Place the worm wheel blank on the bed of the milling machine and hold it firmly flat with your hand. Make sure that the center drill is above one of the slots in the mill table so that you do not drill into the mill table. Lower the center drill into the punched hole, but allow the worm wheel to move slightly so that the center drill adjusts itself to drill in the center of the punch mark. Drill quite deeply with the center drill.

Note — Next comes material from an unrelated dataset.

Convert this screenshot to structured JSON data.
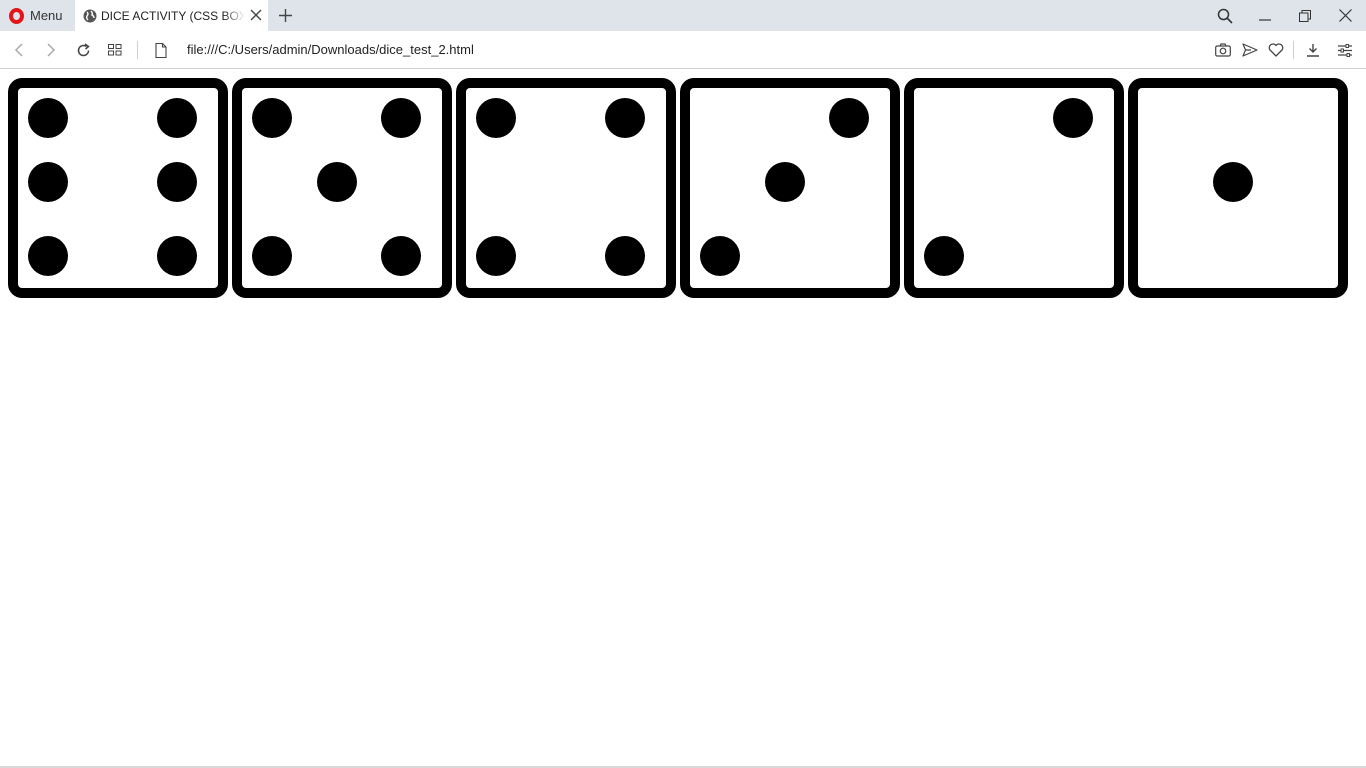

Now, put a heavy weight on the worm wheel so it doesn't move, and swap the center drill for a 4.2mm drill bit. Lower the drill and drill through with the 4.2mm drill bit, again, holding the worm wheel very flat and very firmly against the mill table. The process ensures that the drill hole is true to the surface of the worm wheel, and goes in exactly in the position of the punched hole. Repeat the process for the other three holes. Although this is a bit long winded, it does ensure the correct positioning. A worm wheel is a huge investment of time and effort, so it is best not to cut corners at this stage - not that the wheel has any corners.
The three holes must now be tapped using an M5 tap. I often use the milling machine to help me with the tapping, but use whatever process you are comfortable with - just be sure the tapping occurs perpendicular to the wheel surface. Make sure the drill holes are well de-burred before and after the tapping.
Finally, insert M5 studs into the tapped holes and bolt the worm wheel blank to the spindle of the lathe. If you are feeling brave you can do this with M6 studs and holes, however, this requires very good precision with your marking out. Mind you, this is probably to be recommended because of the cutting forces the wheel is about to be subjected to.
At this point you might discover that the wheel is too large to turn on the lathe, by a few mm. The only options here are to either file the outer diameter down a bit, or take a dremel to the bed of the lathe and make a mini-lathe gap bed.
Now we actually need to do some turning - but first some centering - so go and find your dial indicator and make a cup of tea!